152 Chrome Wallpaper Extensions with 105K Installs Linked to Adware and Fake Traffic

Researchers uncovered 152 malicious Chrome extensions masquerading as wallpaper and new tab customization tools. The extensions, distributed across 38 publisher accounts on the Chrome Web Store, accumulated 105,000 combined installations before removal.

The threat actors operated three backend infrastructure domains: tabplugins[.]com, yowgames[.]com, and chromewallpaper[.]com. Each extension functioned as a potentially unwanted program (PUP) designed to inject unwanted advertisements and generate fake traffic for profit.

Users who installed these extensions experienced browser hijacking behaviors. The wallpaper add-ons delivered intrusive ads while silently manipulating web traffic to inflate view counts and engagement metrics. This technique, known as click fraud or traffic injection, generates revenue for threat actors while degrading performance and user experience.

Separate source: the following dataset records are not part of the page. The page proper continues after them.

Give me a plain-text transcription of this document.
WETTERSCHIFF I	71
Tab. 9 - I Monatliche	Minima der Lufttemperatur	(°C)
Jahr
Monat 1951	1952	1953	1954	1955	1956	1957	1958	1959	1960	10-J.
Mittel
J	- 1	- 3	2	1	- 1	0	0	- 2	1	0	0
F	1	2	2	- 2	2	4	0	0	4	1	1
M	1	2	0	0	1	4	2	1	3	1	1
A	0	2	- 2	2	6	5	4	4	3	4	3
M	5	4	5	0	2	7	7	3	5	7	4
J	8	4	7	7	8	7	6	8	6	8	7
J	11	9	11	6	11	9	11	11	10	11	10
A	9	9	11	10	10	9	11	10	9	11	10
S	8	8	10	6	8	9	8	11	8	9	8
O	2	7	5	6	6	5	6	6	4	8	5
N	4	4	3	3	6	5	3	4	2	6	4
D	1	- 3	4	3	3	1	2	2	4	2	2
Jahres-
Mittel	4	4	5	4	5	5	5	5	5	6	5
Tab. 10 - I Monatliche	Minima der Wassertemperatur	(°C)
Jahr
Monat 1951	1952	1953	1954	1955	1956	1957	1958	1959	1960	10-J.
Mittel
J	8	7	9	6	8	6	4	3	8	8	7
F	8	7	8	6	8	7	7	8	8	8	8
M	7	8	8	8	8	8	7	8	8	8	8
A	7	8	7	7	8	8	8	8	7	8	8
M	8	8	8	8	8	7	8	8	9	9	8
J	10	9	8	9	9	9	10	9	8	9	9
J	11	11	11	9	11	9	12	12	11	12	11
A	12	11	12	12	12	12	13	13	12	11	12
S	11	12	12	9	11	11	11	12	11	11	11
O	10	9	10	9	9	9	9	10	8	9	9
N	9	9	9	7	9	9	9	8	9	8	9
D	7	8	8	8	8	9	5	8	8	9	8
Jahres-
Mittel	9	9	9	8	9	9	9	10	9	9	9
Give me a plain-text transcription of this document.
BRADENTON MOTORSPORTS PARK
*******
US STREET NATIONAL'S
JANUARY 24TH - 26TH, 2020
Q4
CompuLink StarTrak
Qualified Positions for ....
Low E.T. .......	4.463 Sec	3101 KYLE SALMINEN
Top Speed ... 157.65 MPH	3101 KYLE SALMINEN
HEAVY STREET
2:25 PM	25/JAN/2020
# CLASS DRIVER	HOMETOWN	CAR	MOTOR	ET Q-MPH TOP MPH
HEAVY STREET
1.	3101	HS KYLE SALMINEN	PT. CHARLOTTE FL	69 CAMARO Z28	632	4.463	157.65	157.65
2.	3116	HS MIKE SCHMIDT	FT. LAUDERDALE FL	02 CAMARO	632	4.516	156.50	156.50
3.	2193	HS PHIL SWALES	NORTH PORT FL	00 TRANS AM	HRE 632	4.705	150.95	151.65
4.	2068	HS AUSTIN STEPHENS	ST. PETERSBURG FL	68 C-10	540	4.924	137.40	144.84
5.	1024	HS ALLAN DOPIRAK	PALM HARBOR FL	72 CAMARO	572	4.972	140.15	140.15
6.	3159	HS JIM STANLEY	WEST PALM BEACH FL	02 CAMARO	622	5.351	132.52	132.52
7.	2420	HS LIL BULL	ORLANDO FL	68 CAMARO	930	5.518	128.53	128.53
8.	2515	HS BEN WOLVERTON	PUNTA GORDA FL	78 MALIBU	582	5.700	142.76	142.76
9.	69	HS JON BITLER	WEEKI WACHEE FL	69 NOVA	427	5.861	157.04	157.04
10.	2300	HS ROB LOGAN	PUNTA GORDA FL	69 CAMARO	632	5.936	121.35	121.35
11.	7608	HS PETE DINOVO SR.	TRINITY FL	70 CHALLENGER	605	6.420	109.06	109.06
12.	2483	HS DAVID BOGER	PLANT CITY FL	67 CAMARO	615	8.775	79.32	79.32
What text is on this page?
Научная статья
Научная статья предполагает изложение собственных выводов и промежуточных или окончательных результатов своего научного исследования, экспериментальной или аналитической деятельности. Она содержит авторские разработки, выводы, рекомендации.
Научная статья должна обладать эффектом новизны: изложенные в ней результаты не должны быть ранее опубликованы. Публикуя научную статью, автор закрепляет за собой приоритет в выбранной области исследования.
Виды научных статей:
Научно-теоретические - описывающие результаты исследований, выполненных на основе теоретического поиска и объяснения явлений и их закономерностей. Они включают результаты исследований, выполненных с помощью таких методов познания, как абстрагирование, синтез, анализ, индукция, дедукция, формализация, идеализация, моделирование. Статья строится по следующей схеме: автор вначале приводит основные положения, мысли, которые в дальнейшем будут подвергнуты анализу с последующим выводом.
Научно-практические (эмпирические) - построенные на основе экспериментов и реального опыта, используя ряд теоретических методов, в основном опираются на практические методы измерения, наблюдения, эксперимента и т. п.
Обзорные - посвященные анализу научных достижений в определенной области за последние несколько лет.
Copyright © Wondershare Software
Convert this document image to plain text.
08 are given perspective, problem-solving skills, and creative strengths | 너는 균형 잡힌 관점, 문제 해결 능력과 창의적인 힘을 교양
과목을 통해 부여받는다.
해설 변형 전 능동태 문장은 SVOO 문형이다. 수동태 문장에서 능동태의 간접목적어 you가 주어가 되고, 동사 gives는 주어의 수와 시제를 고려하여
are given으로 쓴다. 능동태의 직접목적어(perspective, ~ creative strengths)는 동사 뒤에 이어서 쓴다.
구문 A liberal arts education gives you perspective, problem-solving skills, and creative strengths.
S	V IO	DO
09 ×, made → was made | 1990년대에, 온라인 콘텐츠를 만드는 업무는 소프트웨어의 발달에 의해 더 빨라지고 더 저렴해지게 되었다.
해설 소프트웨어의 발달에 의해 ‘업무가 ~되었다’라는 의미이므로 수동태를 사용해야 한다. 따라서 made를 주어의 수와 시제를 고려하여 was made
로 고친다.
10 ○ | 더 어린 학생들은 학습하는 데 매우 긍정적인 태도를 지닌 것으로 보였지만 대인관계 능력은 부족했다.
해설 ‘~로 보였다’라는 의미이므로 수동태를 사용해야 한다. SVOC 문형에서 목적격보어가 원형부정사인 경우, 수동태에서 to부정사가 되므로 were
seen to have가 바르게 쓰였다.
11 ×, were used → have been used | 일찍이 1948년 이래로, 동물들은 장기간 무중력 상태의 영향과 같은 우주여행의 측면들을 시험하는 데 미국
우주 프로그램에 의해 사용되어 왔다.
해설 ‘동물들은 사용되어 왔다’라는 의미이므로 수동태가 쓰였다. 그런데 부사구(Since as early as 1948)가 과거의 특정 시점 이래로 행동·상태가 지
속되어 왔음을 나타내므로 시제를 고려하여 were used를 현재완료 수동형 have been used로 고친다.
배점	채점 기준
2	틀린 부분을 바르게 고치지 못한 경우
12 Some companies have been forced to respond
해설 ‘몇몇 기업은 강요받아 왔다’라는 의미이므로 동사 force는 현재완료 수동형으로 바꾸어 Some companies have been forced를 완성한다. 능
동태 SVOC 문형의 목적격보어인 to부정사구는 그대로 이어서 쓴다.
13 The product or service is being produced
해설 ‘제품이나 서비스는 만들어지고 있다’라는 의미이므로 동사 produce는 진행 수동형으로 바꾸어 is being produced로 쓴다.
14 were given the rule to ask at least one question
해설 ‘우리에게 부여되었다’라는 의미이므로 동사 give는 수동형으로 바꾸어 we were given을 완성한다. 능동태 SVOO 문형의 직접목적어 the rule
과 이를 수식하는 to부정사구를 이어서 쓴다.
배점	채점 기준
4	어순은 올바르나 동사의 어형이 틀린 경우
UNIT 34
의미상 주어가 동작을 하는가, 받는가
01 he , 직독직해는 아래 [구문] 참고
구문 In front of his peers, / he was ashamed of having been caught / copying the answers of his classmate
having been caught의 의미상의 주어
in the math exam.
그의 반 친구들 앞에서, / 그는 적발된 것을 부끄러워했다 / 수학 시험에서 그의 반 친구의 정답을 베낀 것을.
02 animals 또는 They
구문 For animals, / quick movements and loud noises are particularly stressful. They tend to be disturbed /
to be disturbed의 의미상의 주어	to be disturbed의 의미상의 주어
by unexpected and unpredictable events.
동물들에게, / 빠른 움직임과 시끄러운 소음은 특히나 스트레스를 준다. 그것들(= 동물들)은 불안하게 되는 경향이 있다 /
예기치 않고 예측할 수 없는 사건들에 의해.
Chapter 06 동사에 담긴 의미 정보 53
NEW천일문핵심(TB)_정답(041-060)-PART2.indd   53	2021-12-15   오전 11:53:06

The distributed nature of this campaign across dozens of publisher accounts suggests coordinated infrastructure rather than isolated malicious developers. Threat actors fragmented their operations to evade detection mechanisms and distribute risk. When one account faced suspension, others remained active and continued distribution.

Google removed the extensions from the Chrome Web Store following researcher disclosure. However, users who installed them beforehand retain the malicious code unless they manually uninstall the extensions. Chrome does not automatically remove extensions following Web Store delisting.

Organizations should audit employee browser extensions and enforce policies restricting installation to approved add-ons only. IT teams benefit from deploying browser management solutions that monitor and control extension behavior. Users should review installed extensions regularly and remove unfamiliar or unused tools.

This campaign reflects a broader trend of extension-based malware delivery. Threat actors exploit the trust users place in the Chrome Web Store and the convenience of add-ons to distribute PUPs at scale. The wallpaper theme provides plausible deniability while the infrastructure remains hidden behind legitimate-appearing backends.